I'd love it if there was a stg swap A B command that I could use at step 4. The state of the tree would be exactly the same as it was at both A and B, but the order would be reversed (and therefore the diff would be inverted).

I've done this procedure enough times that I probably ought to write a script to automate it, but native support would be even better!

hjfreyer commented 4 months ago

Here's something I whipped up quickly:

#!/bin/bash -e

TEMPDIR=$(mktemp -d)

A=$(stg top)
A_ID=$(stg id $A)
stg pop

B=$(stg top)
B_ID=$(stg id $B)
stg pop

echo $A
echo $A_ID
echo $B
echo $B_ID

stg rename $A swap-temp-a  # Hold onto these in case something goes wrong...
stg rename $B swap-temp-b

git log --format=%B -n 1 $A_ID > $TEMPDIR/msg-a
git log --format=%B -n 1 $B_ID > $TEMPDIR/msg-b

stg new -n $A -f $TEMPDIR/msg-a
git checkout $A_ID .
stg refresh

stg new -n $B -f $TEMPDIR/msg-b
git checkout $B_ID .
stg refresh

stg delete swap-temp-a
stg delete swap-temp-b
jpgrayson commented 4 months ago

Hi @hjfreyer. Thanks for posting this feature request.

I'm wondering if you are aware of stg spill and stg pop --spill?

Also stg push --set-tree?

For the workflow enumerated with the starting state main > B, I might suggest:

  1. stg pop --spill && git reset. Patch B is not altered; the worktree contains all the modifications from patch B.
  2. git add -i. Stage the hunks that belong in the to-be-created patch A.
  3. stg new --index --refresh --name A. Create patch A with the relevant content that has been staged in the index.
  4. git restore .. We had modifications remaining in the worktree.

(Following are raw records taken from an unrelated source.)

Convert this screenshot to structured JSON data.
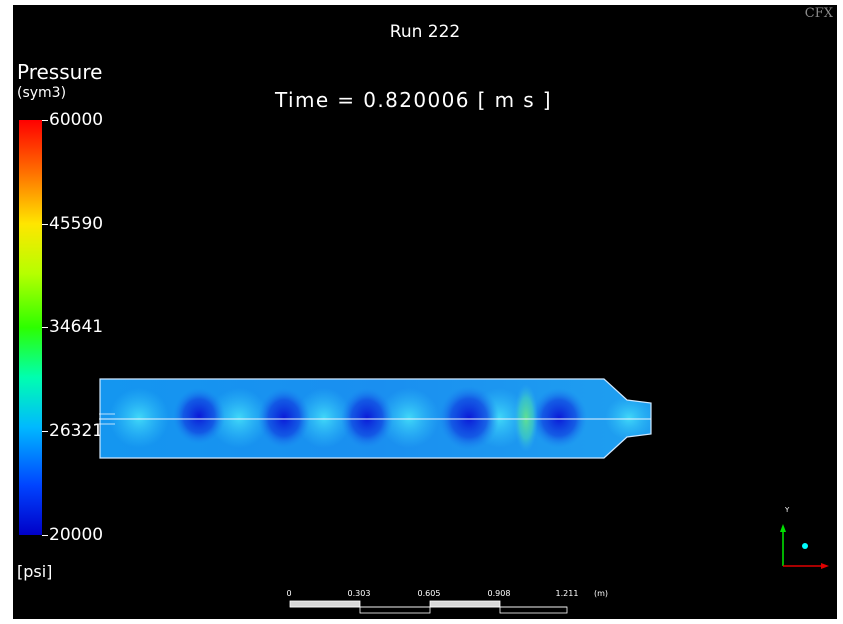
{
  "title": "Run 222",
  "time": "Time = 0.820006 [ m s ]",
  "logo": "CFX",
  "legend": {
    "title": "Pressure",
    "subtitle": "(sym3)",
    "unit": "[psi]",
    "ticks": [
      "60000",
      "45590",
      "34641",
      "26321",
      "20000"
    ],
    "colors": [
      "#ff0000",
      "#ff6a00",
      "#ffe600",
      "#2dff00",
      "#00b9ff",
      "#0044ff",
      "#0000c8"
    ]
  },
  "scale_bar": {
    "labels": [
      "0",
      "0.303",
      "0.605",
      "0.908",
      "1.211"
    ],
    "unit": "(m)"
  },
  "axes": {
    "y_label": "Y",
    "colors": {
      "y": "#00ff00",
      "x": "#ff0000",
      "z": "#00ffff"
    }
  }
}
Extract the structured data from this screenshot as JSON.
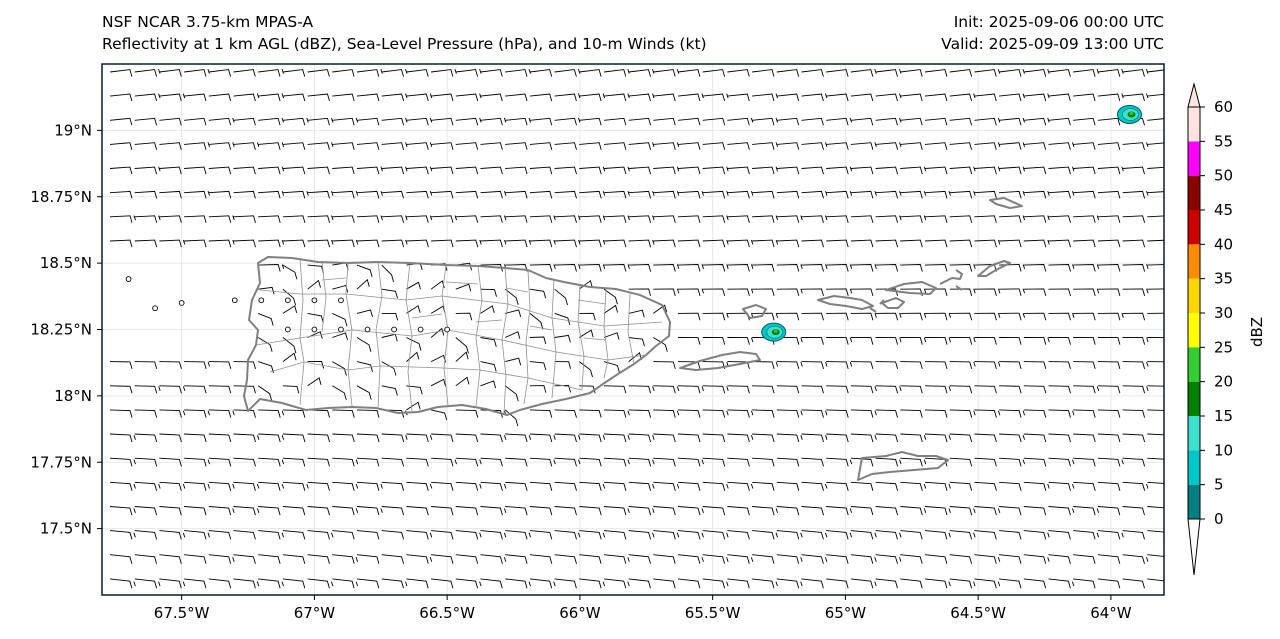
{
  "header": {
    "left_line1": "NSF NCAR 3.75-km MPAS-A",
    "left_line2": "Reflectivity at 1 km AGL (dBZ), Sea-Level Pressure (hPa), and 10-m Winds (kt)",
    "right_line1": "Init: 2025-09-06 00:00 UTC",
    "right_line2": "Valid: 2025-09-09 13:00 UTC"
  },
  "map": {
    "lon_range": [
      -67.8,
      -63.8
    ],
    "lat_range": [
      17.25,
      19.25
    ],
    "lon_ticks": [
      {
        "value": -67.5,
        "label": "67.5°W"
      },
      {
        "value": -67.0,
        "label": "67°W"
      },
      {
        "value": -66.5,
        "label": "66.5°W"
      },
      {
        "value": -66.0,
        "label": "66°W"
      },
      {
        "value": -65.5,
        "label": "65.5°W"
      },
      {
        "value": -65.0,
        "label": "65°W"
      },
      {
        "value": -64.5,
        "label": "64.5°W"
      },
      {
        "value": -64.0,
        "label": "64°W"
      }
    ],
    "lat_ticks": [
      {
        "value": 19.0,
        "label": "19°N"
      },
      {
        "value": 18.75,
        "label": "18.75°N"
      },
      {
        "value": 18.5,
        "label": "18.5°N"
      },
      {
        "value": 18.25,
        "label": "18.25°N"
      },
      {
        "value": 18.0,
        "label": "18°N"
      },
      {
        "value": 17.75,
        "label": "17.75°N"
      },
      {
        "value": 17.5,
        "label": "17.5°N"
      }
    ],
    "reflectivity_cells": [
      {
        "lon": -65.27,
        "lat": 18.24,
        "max_dbz": 20
      },
      {
        "lon": -63.93,
        "lat": 19.06,
        "max_dbz": 20
      }
    ],
    "calm_points": [
      {
        "lon": -67.7,
        "lat": 18.44
      },
      {
        "lon": -67.6,
        "lat": 18.33
      },
      {
        "lon": -67.5,
        "lat": 18.35
      },
      {
        "lon": -67.3,
        "lat": 18.36
      },
      {
        "lon": -67.2,
        "lat": 18.36
      },
      {
        "lon": -67.1,
        "lat": 18.36
      },
      {
        "lon": -67.0,
        "lat": 18.36
      },
      {
        "lon": -66.9,
        "lat": 18.36
      },
      {
        "lon": -67.1,
        "lat": 18.25
      },
      {
        "lon": -67.0,
        "lat": 18.25
      },
      {
        "lon": -66.9,
        "lat": 18.25
      },
      {
        "lon": -66.8,
        "lat": 18.25
      },
      {
        "lon": -66.7,
        "lat": 18.25
      },
      {
        "lon": -66.6,
        "lat": 18.25
      },
      {
        "lon": -66.5,
        "lat": 18.25
      }
    ]
  },
  "colorbar": {
    "label": "dBZ",
    "ticks": [
      "0",
      "5",
      "10",
      "15",
      "20",
      "25",
      "30",
      "35",
      "40",
      "45",
      "50",
      "55",
      "60"
    ],
    "colors": [
      "#008080",
      "#00c8c8",
      "#40e0d0",
      "#008000",
      "#32cd32",
      "#ffff00",
      "#ffd700",
      "#ff8c00",
      "#cc0000",
      "#8b0000",
      "#ff00ff",
      "#ffe4e1"
    ]
  },
  "colors": {
    "coast": "#808080",
    "municipal": "#909090",
    "barb": "#000000",
    "frame": "#0b1a33",
    "map_bg": "#ffffff"
  }
}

If the right stuff was staged, then what remained corresponded to what we want in patch B, but we don't need these changes because the existing patch B already points to a tree that contains all these changes. So we reset the worktree in preparation for our next magic step...
  5. stg push --set-tree. This special form of push says "push the next patch, but instead of treating it like a diff and applying it, just use the tree that this patch/commit already points at". So after this step, the worktree will be in the same state as before step 1, but the diff captured by patch B will no longer include those changes that we've captured in patch A. The final stack state is main > A > B.

There are certainly valid variations on this workflow that would achieve the same ends. For example, after step 1, you could immediately stg new --name A (create an empty patch A) and then iteratively stage hunks/files and capture them with stg refresh --index.

And after step 3, instead of doing the git restore . (which could feel scary), you could instead capture those changes in a patch stg new --refresh --name pre-B, then do a regular stg push of the existing patch B, which should net you an empty patch B, and then finally do a stg squash pre-B B to get to one B patch and use the original B's message.

So with spill and stg push --set-tree in your arsenal, I'm wondering if you still see a need for a swap command?

hjfreyer commented 3 months ago

--set-tree is exactly what I needed! Thanks for the tip!